Faşist iktidar açısından bu yumuşak karnın baskılanmasından kurtulmak esas yönelimlerden biriydi. Burjuva siyasette “birlik” ve “ittifak”, güç dengesine göre gerici çıkarların paylaşımıdır. Bu tarz aynı zamanda kendi içinde derin çatışmaları barındırır. İktidar içinde su yüzüne çıkan bu çatışmaları domine etmek, “yumuşak” geçişle bazı siyasal aktörleri sahnenin arkasına çekmek, bir ihtiyaç haline gelmişti. Soylu’nun kabine dışına atılması, ama milletvekili koruma zırhı ile “güvenliğinin” sağlanması, devamla, iktidar bloku içinde daha farklı roller verilmesi, bu “yumuşak” dizayna bir örnektir sadece. Yine Soylu döneminde görevden uzaklaştırılan birçok bürokratın, emniyet amirlerinin göreve getirilmesi, dün “vatan haini” denilen kişilerin, “kurtarıcı” olarak göreve çağrılması, iktidarın kendi içindeki çelişkilere müdahaledir.

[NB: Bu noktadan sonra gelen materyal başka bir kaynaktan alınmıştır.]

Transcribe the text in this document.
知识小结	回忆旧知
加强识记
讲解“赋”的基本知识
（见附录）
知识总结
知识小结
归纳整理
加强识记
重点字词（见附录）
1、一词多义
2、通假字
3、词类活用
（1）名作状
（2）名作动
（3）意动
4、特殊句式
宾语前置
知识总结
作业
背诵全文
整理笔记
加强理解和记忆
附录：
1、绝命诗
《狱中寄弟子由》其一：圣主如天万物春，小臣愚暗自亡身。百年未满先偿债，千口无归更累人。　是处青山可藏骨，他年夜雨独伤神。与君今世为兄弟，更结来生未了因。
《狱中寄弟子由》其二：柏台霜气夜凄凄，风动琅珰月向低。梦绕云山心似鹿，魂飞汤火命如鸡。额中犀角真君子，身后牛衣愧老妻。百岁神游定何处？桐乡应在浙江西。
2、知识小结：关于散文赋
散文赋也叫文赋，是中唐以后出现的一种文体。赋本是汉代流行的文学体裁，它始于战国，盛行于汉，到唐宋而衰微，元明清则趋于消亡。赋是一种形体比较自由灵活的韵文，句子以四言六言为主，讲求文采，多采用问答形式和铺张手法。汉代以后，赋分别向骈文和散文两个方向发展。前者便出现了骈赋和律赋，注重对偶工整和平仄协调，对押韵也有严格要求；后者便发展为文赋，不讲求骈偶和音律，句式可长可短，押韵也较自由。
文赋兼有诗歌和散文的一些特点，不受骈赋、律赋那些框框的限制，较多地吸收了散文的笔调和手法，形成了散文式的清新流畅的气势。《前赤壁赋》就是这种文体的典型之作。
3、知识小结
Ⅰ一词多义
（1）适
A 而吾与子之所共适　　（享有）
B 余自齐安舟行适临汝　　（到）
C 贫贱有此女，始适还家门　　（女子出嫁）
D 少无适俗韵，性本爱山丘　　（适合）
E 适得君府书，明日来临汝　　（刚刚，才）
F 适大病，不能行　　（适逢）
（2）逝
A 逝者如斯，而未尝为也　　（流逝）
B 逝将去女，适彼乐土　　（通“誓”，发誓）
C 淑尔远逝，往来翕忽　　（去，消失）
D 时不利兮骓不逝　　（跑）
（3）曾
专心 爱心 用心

İkinci olarak, faşist “TC” iktidarının dış politikası, esasta emperyalist bloklar arasındaki çatışmaları fırsata çevirme üzerine oturmaktadır. “Arap Baharından” Suriye sahasına, Kafkaslardan Ukrayna coğrafyasına kadar yayılan emperyalist savaş ve çatışmalarda, “TC” nin dış politikasının ana stratejisi bu olmuştur. Oluşan bölgesel güç “dengeleri”, konjonktürel çıkarlar vb. nedenler öne çıktığında, “TC” faşist iktidarı, Rusya emperyalist bloğu ile yan yana durması, bu stratejik çıkarlarına ulaşma hevesi olsa da ABD ve AB emperyalist bloğu ile köprüleri tamamıyla atmamaktadır. Bu ikili politik pozisyondur ve AKP-MHP faşist iktidarı, “yeni” kabinesini buna göre şekillendirmiştir.

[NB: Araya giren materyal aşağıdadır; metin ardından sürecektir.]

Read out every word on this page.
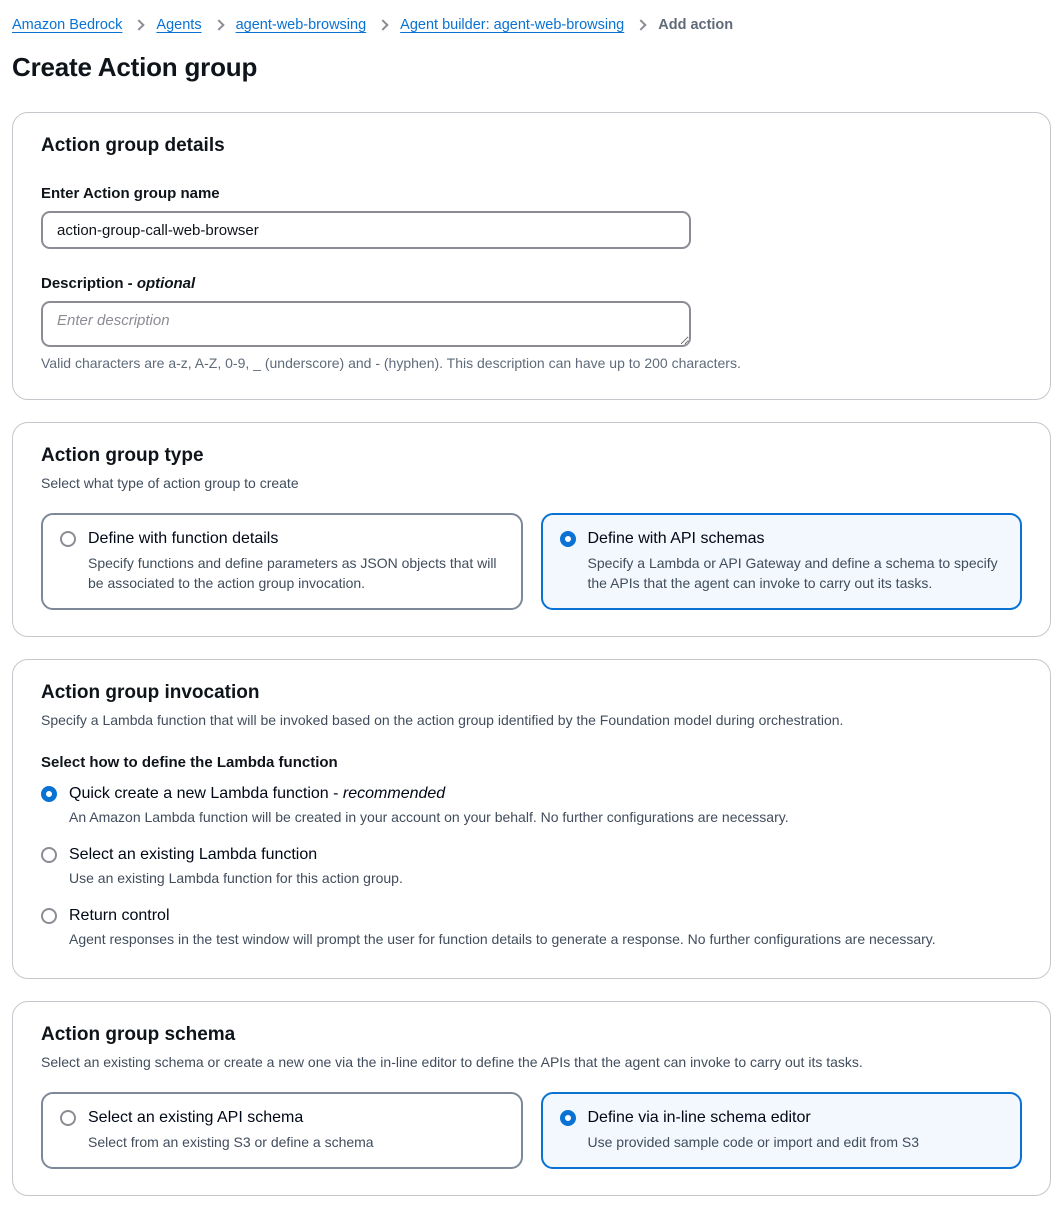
Amazon Bedrock Agents agent-web-browsing Agent builder: agent-web-browsing Add action
Create Action group
Action group details
Enter Action group name
action-group-call-web-browser
Description - optional
Enter description
Valid characters are a-z, A-Z, 0-9, _ (underscore) and - (hyphen). This description can have up to 200 characters.
Action group type
Select what type of action group to create
Define with function details
Specify functions and define parameters as JSON objects that will be associated to the action group invocation.
Define with API schemas
Specify a Lambda or API Gateway and define a schema to specify the APIs that the agent can invoke to carry out its tasks.
Action group invocation
Specify a Lambda function that will be invoked based on the action group identified by the Foundation model during orchestration.
Select how to define the Lambda function
Quick create a new Lambda function - recommended
An Amazon Lambda function will be created in your account on your behalf. No further configurations are necessary.
Select an existing Lambda function
Use an existing Lambda function for this action group.
Return control
Agent responses in the test window will prompt the user for function details to generate a response. No further configurations are necessary.
Action group schema
Select an existing schema or create a new one via the in-line editor to define the APIs that the agent can invoke to carry out its tasks.
Select an existing API schema
Select from an existing S3 or define a schema
Define via in-line schema editor
Use provided sample code or import and edit from S3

Hazine ve Maliye Bakanlığının başına dünün haini olan M. Şimşek’in, Dış İşleri Bakanlığına Hakan Fidan’ın getirilmesi, iktisadi ve siyasal olarak AB ve ABD emperyalist güçleriyle uzun zamandır yaşanan çatışmalarda bir türlü atılmayan köprüleri onarmaya yönelik yaklaşım olarak okumak gerekir. Ki ekonomide, dünün “nas”a aykırı olan faiz politikalarından, Kur Korumalı Mevduat projesinden tavizler vererek faizi yüzde 25’lere kadar arttırmaları, AB-ABD emperyalist sermayesine saha genişletme açılımıdır. Gelişen politik-iktisadi ve askeri sürece göre daha kolay manevra yapma ve emperyalist bloklar arasındaki çatışmaları iktisadi-siyasal olarak fırsata dönüştürmek için, siyasal aktörler rollendirilmektedir. Yani “TC” iktidarı, bu kabine ile, bir elini Rusya’nın başını çektiği emperyalist bloğa uzatmaktadır, diğer elini de ABD-AB emperyalist bloğuna uzatmaktadır. Siyasal gelişmelerin denkleminde bu nitelik daha açık ortaya çıkacaktır.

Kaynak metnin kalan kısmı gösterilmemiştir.